While, as always, your mileage may vary, these systems offer downlink throughput of 200 to 300 Kbps, and sometimes faster. We can expect that we'll reach megabit speeds in wide-area wireless, although not for a few years yet. One of the panelists, though, mentioned that the utility of such systems may be limited by subscriber units. In less formal terms, why would anyone need a few hundred kilobits per second, and perhaps more, going into an end-user device like a cell phone? A number of speakers noted that, given the small screen and limited user-input facilities available, such throughput was either a marketing ploy, something better suited to notebook computers, or perhaps a waste of time altogether. Indeed, EDGE is largely marketed by AT&T Wireless as something best suited to a laptop equipped with a PC Card modem - a mobile DSL replacement, if you will. And, of course, at $80 a month, demand will be somewhat limited for now regardless.

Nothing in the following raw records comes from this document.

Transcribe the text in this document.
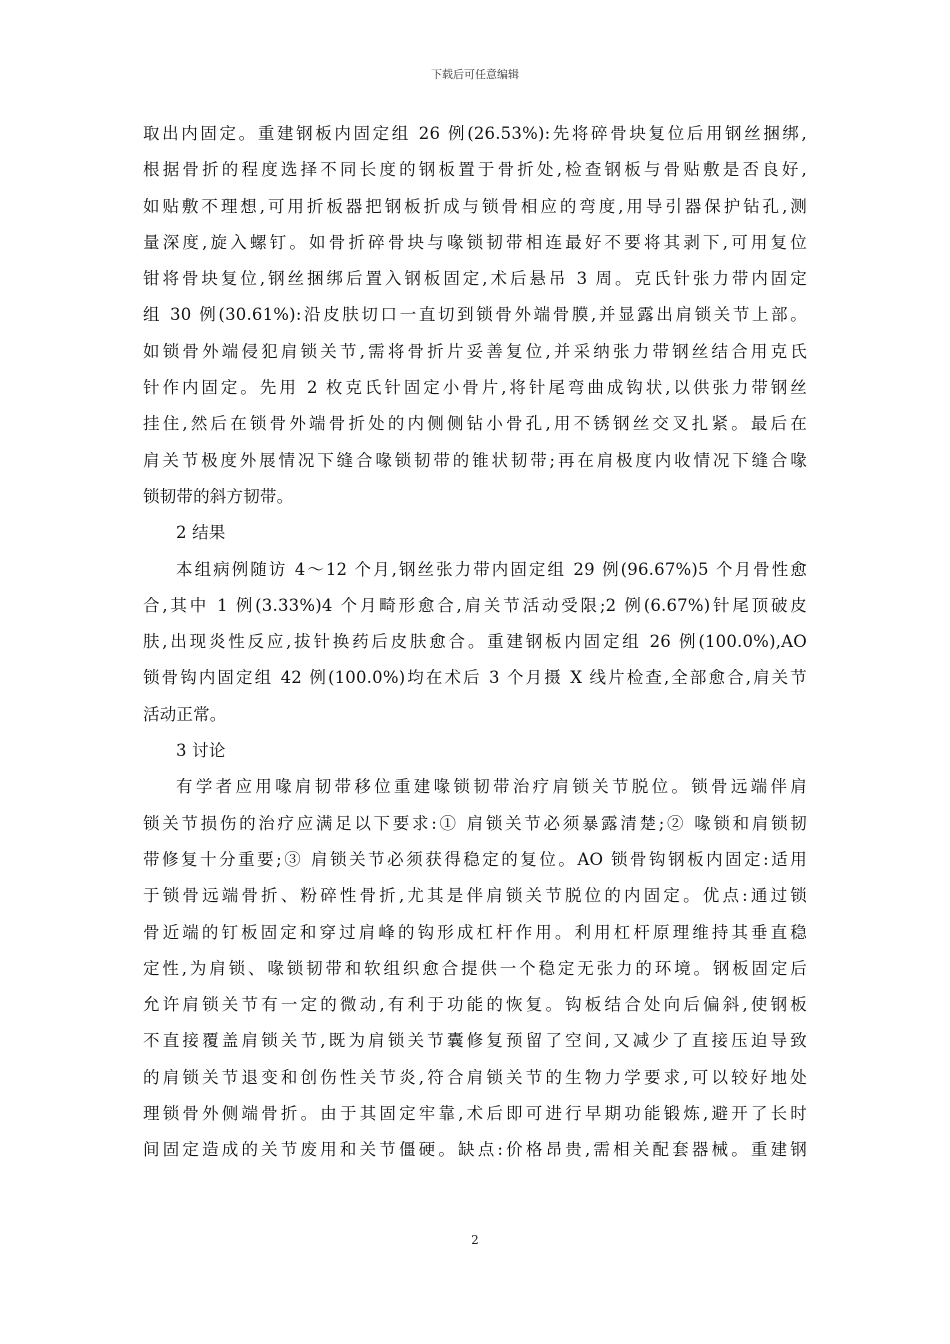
下载后可任意编辑
取出内固定。重建钢板内固定组 26 例(26.53%):先将碎骨块复位后用钢丝捆绑,
根据骨折的程度选择不同长度的钢板置于骨折处,检查钢板与骨贴敷是否良好,
如贴敷不理想,可用折板器把钢板折成与锁骨相应的弯度,用导引器保护钻孔,测
量深度,旋入螺钉。如骨折碎骨块与喙锁韧带相连最好不要将其剥下,可用复位
钳将骨块复位,钢丝捆绑后置入钢板固定,术后悬吊 3 周。克氏针张力带内固定
组 30 例(30.61%):沿皮肤切口一直切到锁骨外端骨膜,并显露出肩锁关节上部。
如锁骨外端侵犯肩锁关节,需将骨折片妥善复位,并采纳张力带钢丝结合用克氏
针作内固定。先用 2 枚克氏针固定小骨片,将针尾弯曲成钩状,以供张力带钢丝
挂住,然后在锁骨外端骨折处的内侧侧钻小骨孔,用不锈钢丝交叉扎紧。最后在
肩关节极度外展情况下缝合喙锁韧带的锥状韧带;再在肩极度内收情况下缝合喙
锁韧带的斜方韧带。
2 结果
本组病例随访 4～12 个月,钢丝张力带内固定组 29 例(96.67%)5 个月骨性愈
合,其中 1 例(3.33%)4 个月畸形愈合,肩关节活动受限;2 例(6.67%)针尾顶破皮
肤,出现炎性反应,拔针换药后皮肤愈合。重建钢板内固定组 26 例(100.0%),AO
锁骨钩内固定组 42 例(100.0%)均在术后 3 个月摄 X 线片检查,全部愈合,肩关节
活动正常。
3 讨论
有学者应用喙肩韧带移位重建喙锁韧带治疗肩锁关节脱位。锁骨远端伴肩
锁关节损伤的治疗应满足以下要求:① 肩锁关节必须暴露清楚;② 喙锁和肩锁韧
带修复十分重要;③ 肩锁关节必须获得稳定的复位。AO 锁骨钩钢板内固定:适用
于锁骨远端骨折、粉碎性骨折,尤其是伴肩锁关节脱位的内固定。优点:通过锁
骨近端的钉板固定和穿过肩峰的钩形成杠杆作用。利用杠杆原理维持其垂直稳
定性,为肩锁、喙锁韧带和软组织愈合提供一个稳定无张力的环境。钢板固定后
允许肩锁关节有一定的微动,有利于功能的恢复。钩板结合处向后偏斜,使钢板
不直接覆盖肩锁关节,既为肩锁关节囊修复预留了空间,又减少了直接压迫导致
的肩锁关节退变和创伤性关节炎,符合肩锁关节的生物力学要求,可以较好地处
理锁骨外侧端骨折。由于其固定牢靠,术后即可进行早期功能锻炼,避开了长时
间固定造成的关节废用和关节僵硬。缺点:价格昂贵,需相关配套器械。重建钢
2
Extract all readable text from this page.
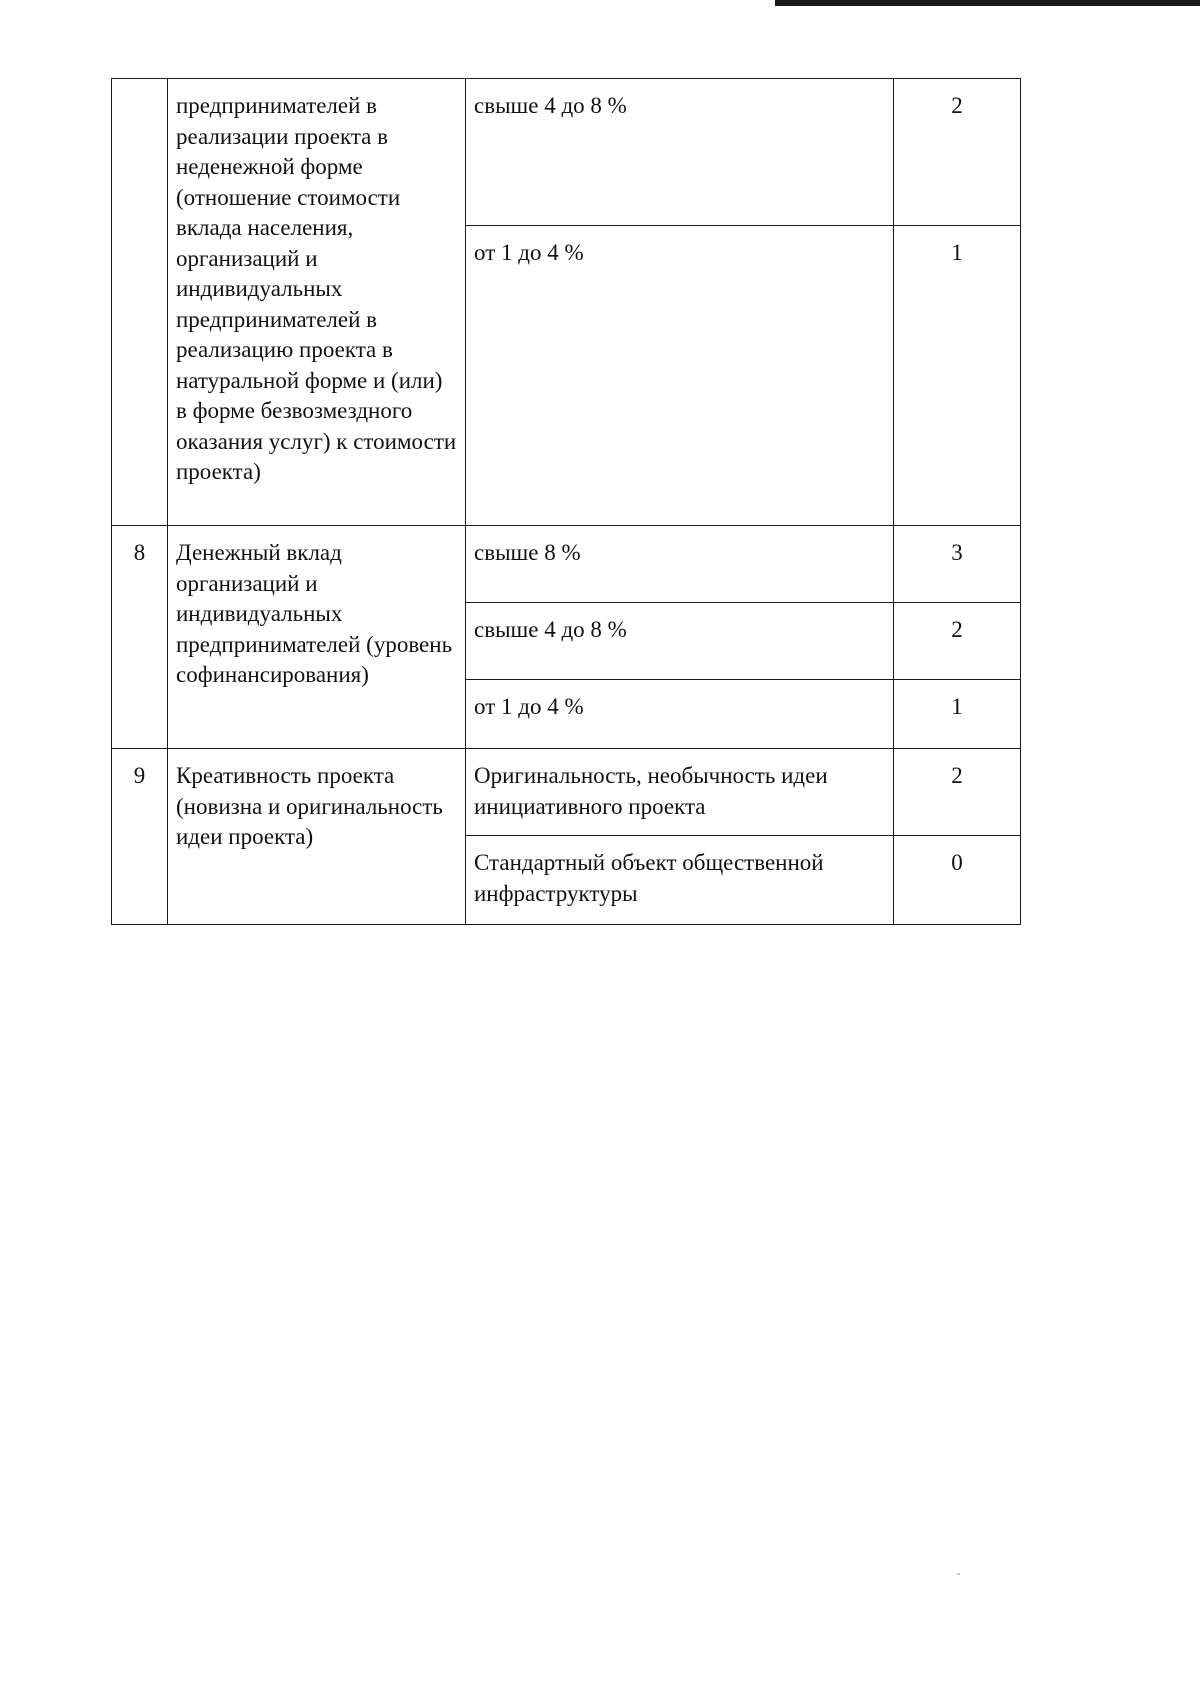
	предпринимателей в реализации проекта в неденежной форме (отношение стоимости вклада населения, организаций и индивидуальных предпринимателей в реализацию проекта в натуральной форме и (или) в форме безвозмездного оказания услуг) к стоимости проекта)	свыше 4 до 8 %	2
		от 1 до 4 %	1
8	Денежный вклад организаций и индивидуальных предпринимателей (уровень софинансирования)	свыше 8 %	3
		свыше 4 до 8 %	2
		от 1 до 4 %	1
9	Креативность проекта (новизна и оригинальность идеи проекта)	Оригинальность, необычность идеи инициативного проекта	2
		Стандартный объект общественной инфраструктуры	0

This line of reasoning makes sense if we look at the handset as an end in itself. And, traditionally, it has been. Connectivity between handsets and other information appliances or computers has to date been quite limited. My Sidekick (which, as I've noted, I mostly like) has both a USB connector and an infrared port. Neither do anything at present; there's no software support. I can synchronize data stored on the Sidekick through a Web page, but this can be inconvenient. What I really want is a local broadband connection that would allow the handset to be a relay point between the Internet (via the wireless WAN) and other devices I might be carrying, including a notebook, PDA, digital camera, and on and on.

This sounds like a job for a wireless personal-area network, like Bluetooth. But with wireless LAN prices dropping so rapidly, why use Bluetooth when you can get Wi-Fi? And, indeed, Wi-Fi in cell phones is a major trend. So, if I add Wi-Fi to my mobile phone, all of my other Wi-Fi-equipped devices can now be on the Internet, too, using the cell phone as a relay point - or, more formally, a router.

Sound strange? It is, today. But this is likely to be the model for the future. We won't be putting wide-area radios in every device because of cost, and because each will need its own account on the wide-area service. That could really get expensive! But WLAN chips are cheap, and the service is free. We do, however, need to worry about power consumption in the cell phone. Batteries and power management remain the final frontier in mobility, and I'll have more to say on this topic later in the year. But for now, power conservation remains the gating item. We can, of course, just turn the power down in the Wi-Fi network, since we're not transmitting very far, and live with any interference from any nearby higher-power Wi-Fi nodes, which won't cause much interference in the typical case anyway.

But there is another option: ultrawideband (UWB) radio. I've mentioned this a couple of times in the past, and I'll cover it in more detail next week. UWB consumes very little power, and doesn't have much trouble with interference. This might be the ideal technology to work with the cell-phone relay point model. But, it's early, and UWB is not without its own controversies at present. Regardless, a battle between UWB and Wi-Fi could be shaping up.

In the meantime, I think the cell phone handset of the future will be a lot more than a mobile phone. It will also be a firewall, router, and gateway. It will provide the means for all of your other personal information devices to connect to the Net. This is one scenario Bluetooth got right - and one that both Wi-Fi and UWB have their sights set on.